Sarebbe fin troppo banale condannare la guerriglia in Val di Susa dicendo che mai e poi mai si può giustificare l’uso della violenza, che una cosa sono le proteste pacifiche e un’altra i lanci di pietre e di bombe carta, eccetera eccetera. Tutte considerazioni ovvie, anche se doverose. Ma questa volta crediamo che si possa dire qualcosa di più, oltre alla solita litania di «sdegno», «indignazione», «ferma condanna» e così via.
Il punto è la distinzione tra la manifestazione del mattino e quella del pomeriggio. La prima è stata pacifica, con famigliole in corteo. La seconda la gazzarra che sappiamo, con i famigerati black bloc in azione. Tra i manifestanti del mattino e quelli del pomeriggio, o se volete tra gli storici comitati No Tav e i professionisti della violenza, c’è dunque una differenza netta. Questa sarebbe appunto la considerazione scontata e banale.
Quella meno scontata e meno banale, invece, riguarda i toni, le dichiarazioni, i discorsi che purtroppo abbiamo sentito anche dai manifestanti non violenti. Abbiamo sentito parlare di militarizzazione della valle, di violenza di Stato, di polizia assassina. Beppe Grillo poi ci ha messo il suo carico da novanta.
Ieri è venuto in Val di Susa e dalla sua arringa abbiamo estrapolato parole come «dittatura», «guerra civile», «rivoluzione», «eroi». Mettendo in ordine queste parole pesanti come pietre, Grillo ha in sostanza detto che in Val di Susa il regime sta facendo prove di dittatura, che siamo ormai alla guerra civile e che i No Tav faranno una rivoluzione che li renderà, appunto, degli eroi.
Ma di che cosa stiamo parlando? Si può pensare ciò che si vuole dell’alta velocità. Ma occorre anche stare ancorati alla realtà, e la realtà è che in Val di Susa si stanno scavando delle gallerie per far passare un treno. Belle o brutte, ma gallerie per un treno. Punto e stop. Dove sono le prove di dittatura? Inoltre, mettendo tutto nel medesimo minestrone, i capi della protesta attribuiscono a Berlusconi il tentato golpe della Tav, che invece è stata decisa da governi precedenti e di diverso colore, che è scolpita in un accordo intergovernativo tra Italia e Francia e rientra tra le grandi reti europee che disegneranno i trasporti per almeno un secolo. Se la Torino-Lione non si farà, un pezzo consistente di Italia sarà tagliato fuori da questa rete e non per quattro o cinque anni, ma per il futuro. È una faccenda che va guardata con un’elementare prospettiva storica, specie nel centocinquantesimo anniversario dell’Unità d’Italia perché proprio allora si decise il traforo del Fréjus. Cosa sarebbero stati il Piemonte e l’Italia senza quella linea ferroviaria voluta da Cavour? È possibile che un sistema economico sia prigioniero di una minoranza localistica condannata a diventare l’alibi dei professionisti della guerriglia? Che c’entra Berlusconi?

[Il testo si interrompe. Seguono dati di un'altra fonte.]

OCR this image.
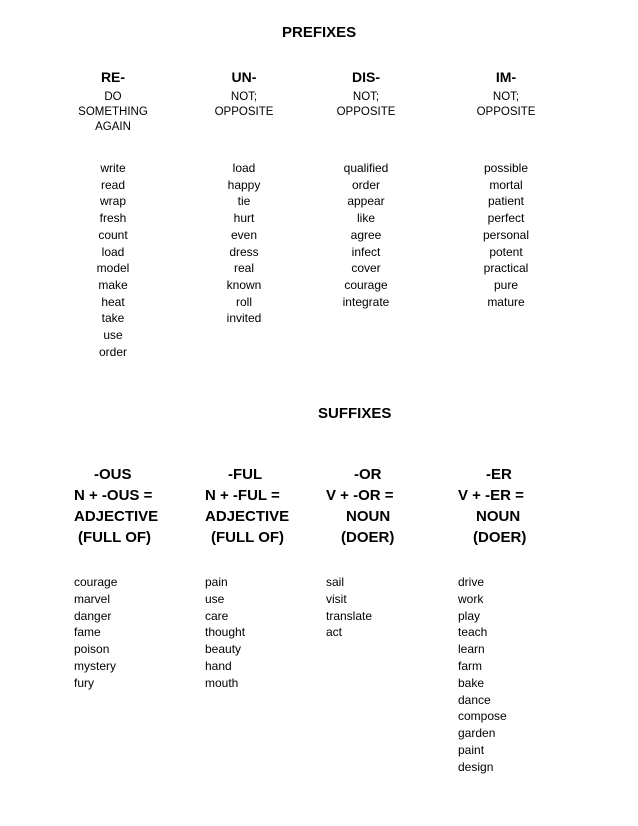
PREFIXES
RE-
DO
SOMETHING
AGAIN
write
read
wrap
fresh
count
load
model
make
heat
take
use
order
UN-
NOT;
OPPOSITE
load
happy
tie
hurt
even
dress
real
known
roll
invited
DIS-
NOT;
OPPOSITE
qualified
order
appear
like
agree
infect
cover
courage
integrate
IM-
NOT;
OPPOSITE
possible
mortal
patient
perfect
personal
potent
practical
pure
mature
SUFFIXES
-OUS
N + -OUS =
ADJECTIVE
(FULL OF)
courage
marvel
danger
fame
poison
mystery
fury
-FUL
N + -FUL =
ADJECTIVE
(FULL OF)
pain
use
care
thought
beauty
hand
mouth
-OR
V + -OR =
NOUN
(DOER)
sail
visit
translate
act
-ER
V + -ER =
NOUN
(DOER)
drive
work
play
teach
learn
farm
bake
dance
compose
garden
paint
design
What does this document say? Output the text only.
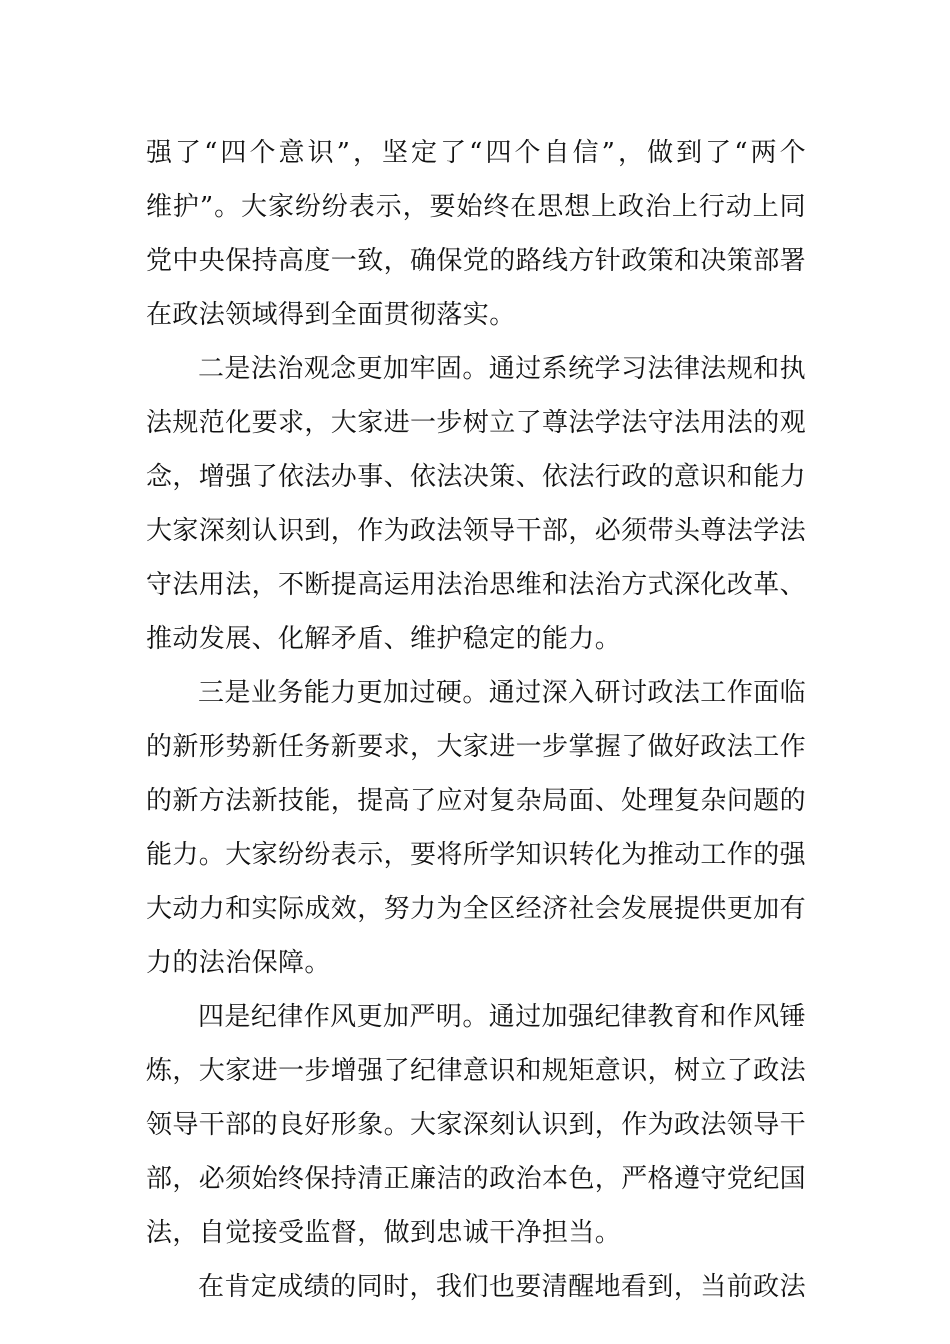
强了“四个意识”，坚定了“四个自信”，做到了“两个
维护”。大家纷纷表示，要始终在思想上政治上行动上同
党中央保持高度一致，确保党的路线方针政策和决策部署
在政法领域得到全面贯彻落实。
二是法治观念更加牢固。通过系统学习法律法规和执
法规范化要求，大家进一步树立了尊法学法守法用法的观
念，增强了依法办事、依法决策、依法行政的意识和能力
大家深刻认识到，作为政法领导干部，必须带头尊法学法
守法用法，不断提高运用法治思维和法治方式深化改革、
推动发展、化解矛盾、维护稳定的能力。
三是业务能力更加过硬。通过深入研讨政法工作面临
的新形势新任务新要求，大家进一步掌握了做好政法工作
的新方法新技能，提高了应对复杂局面、处理复杂问题的
能力。大家纷纷表示，要将所学知识转化为推动工作的强
大动力和实际成效，努力为全区经济社会发展提供更加有
力的法治保障。
四是纪律作风更加严明。通过加强纪律教育和作风锤
炼，大家进一步增强了纪律意识和规矩意识，树立了政法
领导干部的良好形象。大家深刻认识到，作为政法领导干
部，必须始终保持清正廉洁的政治本色，严格遵守党纪国
法，自觉接受监督，做到忠诚干净担当。
在肯定成绩的同时，我们也要清醒地看到，当前政法
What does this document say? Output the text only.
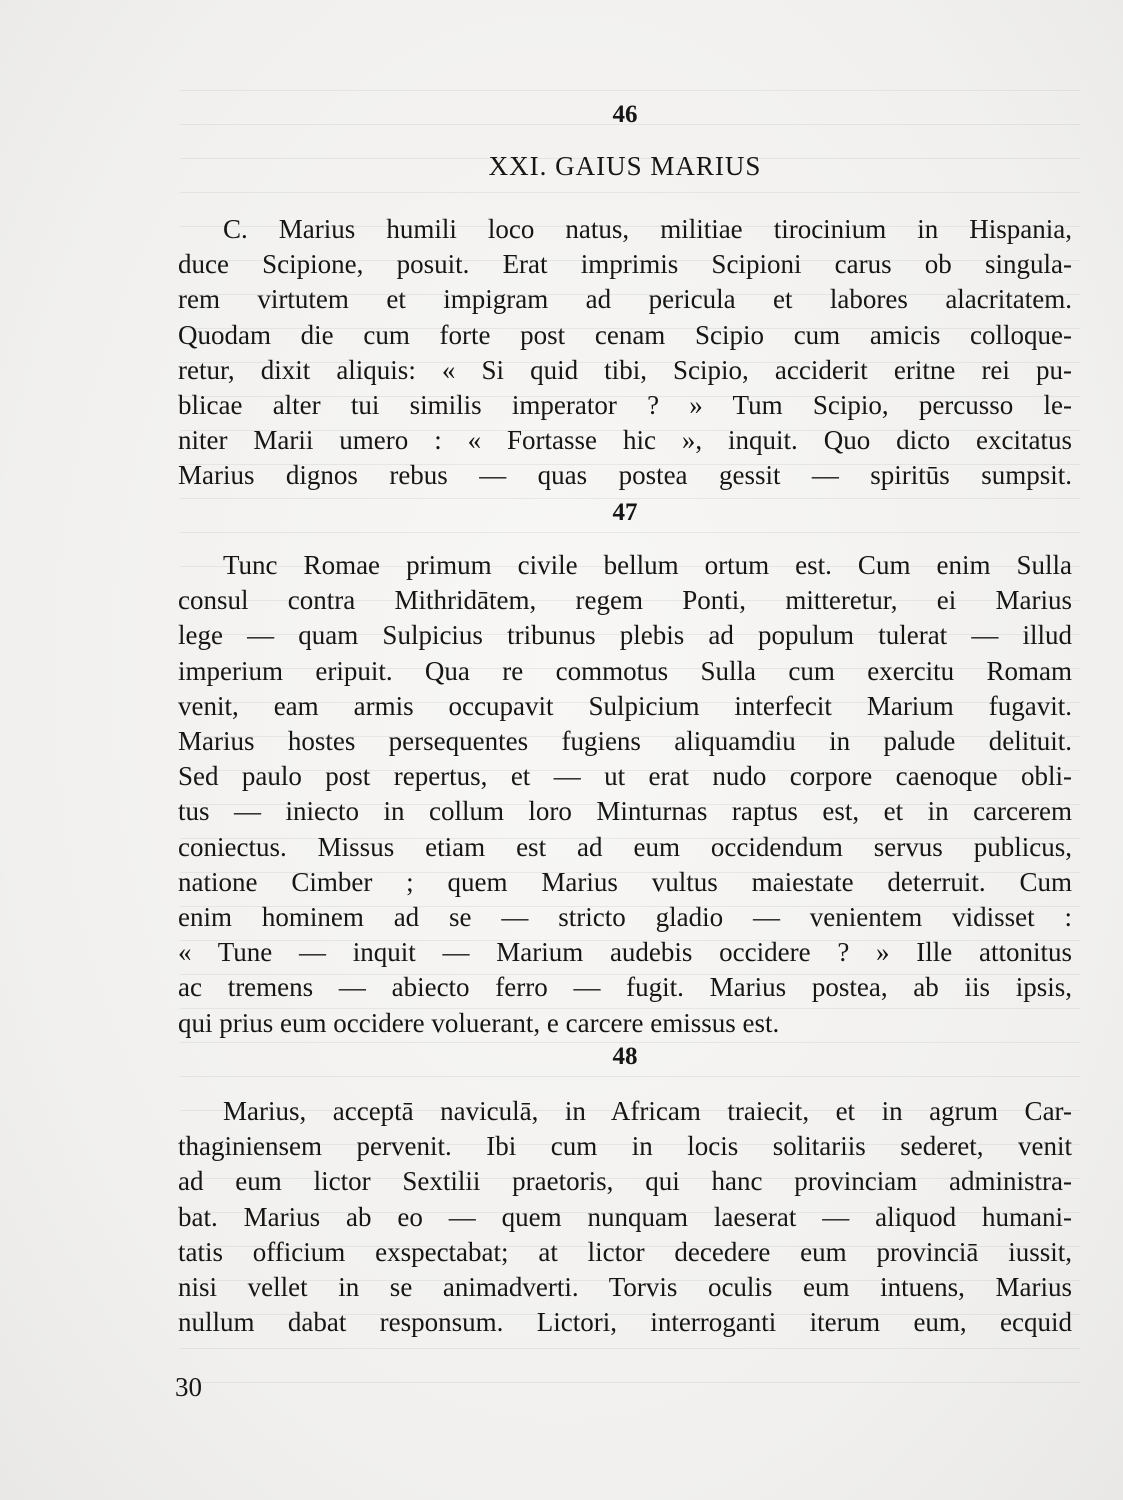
46
XXI. GAIUS MARIUS
C. Marius humili loco natus, militiae tirocinium in Hispania,
duce Scipione, posuit. Erat imprimis Scipioni carus ob singula-
rem virtutem et impigram ad pericula et labores alacritatem.
Quodam die cum forte post cenam Scipio cum amicis colloque-
retur, dixit aliquis: « Si quid tibi, Scipio, acciderit eritne rei pu-
blicae alter tui similis imperator ? » Tum Scipio, percusso le-
niter Marii umero : « Fortasse hic », inquit. Quo dicto excitatus
Marius dignos rebus — quas postea gessit — spiritūs sumpsit.
47
Tunc Romae primum civile bellum ortum est. Cum enim Sulla
consul contra Mithridātem, regem Ponti, mitteretur, ei Marius
lege — quam Sulpicius tribunus plebis ad populum tulerat — illud
imperium eripuit. Qua re commotus Sulla cum exercitu Romam
venit, eam armis occupavit Sulpicium interfecit Marium fugavit.
Marius hostes persequentes fugiens aliquamdiu in palude delituit.
Sed paulo post repertus, et — ut erat nudo corpore caenoque obli-
tus — iniecto in collum loro Minturnas raptus est, et in carcerem
coniectus. Missus etiam est ad eum occidendum servus publicus,
natione Cimber ; quem Marius vultus maiestate deterruit. Cum
enim hominem ad se — stricto gladio — venientem vidisset :
« Tune — inquit — Marium audebis occidere ? » Ille attonitus
ac tremens — abiecto ferro — fugit. Marius postea, ab iis ipsis,
qui prius eum occidere voluerant, e carcere emissus est.
48
Marius, acceptā naviculā, in Africam traiecit, et in agrum Car-
thaginiensem pervenit. Ibi cum in locis solitariis sederet, venit
ad eum lictor Sextilii praetoris, qui hanc provinciam administra-
bat. Marius ab eo — quem nunquam laeserat — aliquod humani-
tatis officium exspectabat; at lictor decedere eum provinciā iussit,
nisi vellet in se animadverti. Torvis oculis eum intuens, Marius
nullum dabat responsum. Lictori, interroganti iterum eum, ecquid
30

L’altro giorno l’ex sindaco Chiamparino, che certo non è un berlusconiano, ha ricordato l’elementare principio secondo il quale la democrazia ha delle regole, per cui un’opera ormai decisa e deliberata non può essere messa in discussione all’infinito. Oltretutto, prima di dare il via all’opera, ci sono stati centinaia di incontri con i sindaci, variazioni del tracciato, e via dicendo. Insomma non si può dire che non si siano ascoltate anche le ragioni di chi era contrario.
Pure le accuse rivolte alla polizia ci paiono deliranti. Si è parlato di cariche di tipo sudamericano. A noi pare che, a differenza di quanto accadde dieci anni fa a Genova, la polizia sia stata attentissima a non compiere alcun abuso. Si è difesa, certo: non doveva? L’elenco dei feriti però parla chiaro: la stragrande maggioranza sono poliziotti, non manifestanti. E comunque anche qui c’è una sproporzione stupefacente tra la realtà e la sua raffigurazione fornita da alcuni capi della protesta: la polizia ha cercato di garantire l’apertura di un cantiere, non è venuta a reprimere un’espressione di libero pensiero.
Chi guida a viso scoperto la protesta, non mette il passamontagna dei delinquenti e vuole sinceramente mantenere il tutto nell’ambito della manifestazione pacifica, dovrebbe riflettere sull’effetto che certe iperboli hanno sulle teste calde. Si sa che ci sono, le teste calde. Se si continua a far credere che in Val di Susa invece che un treno passerà un golpe, sarà più difficile operare distinzioni nette tra le manifestazioni del mattino e quelle del pomeriggio.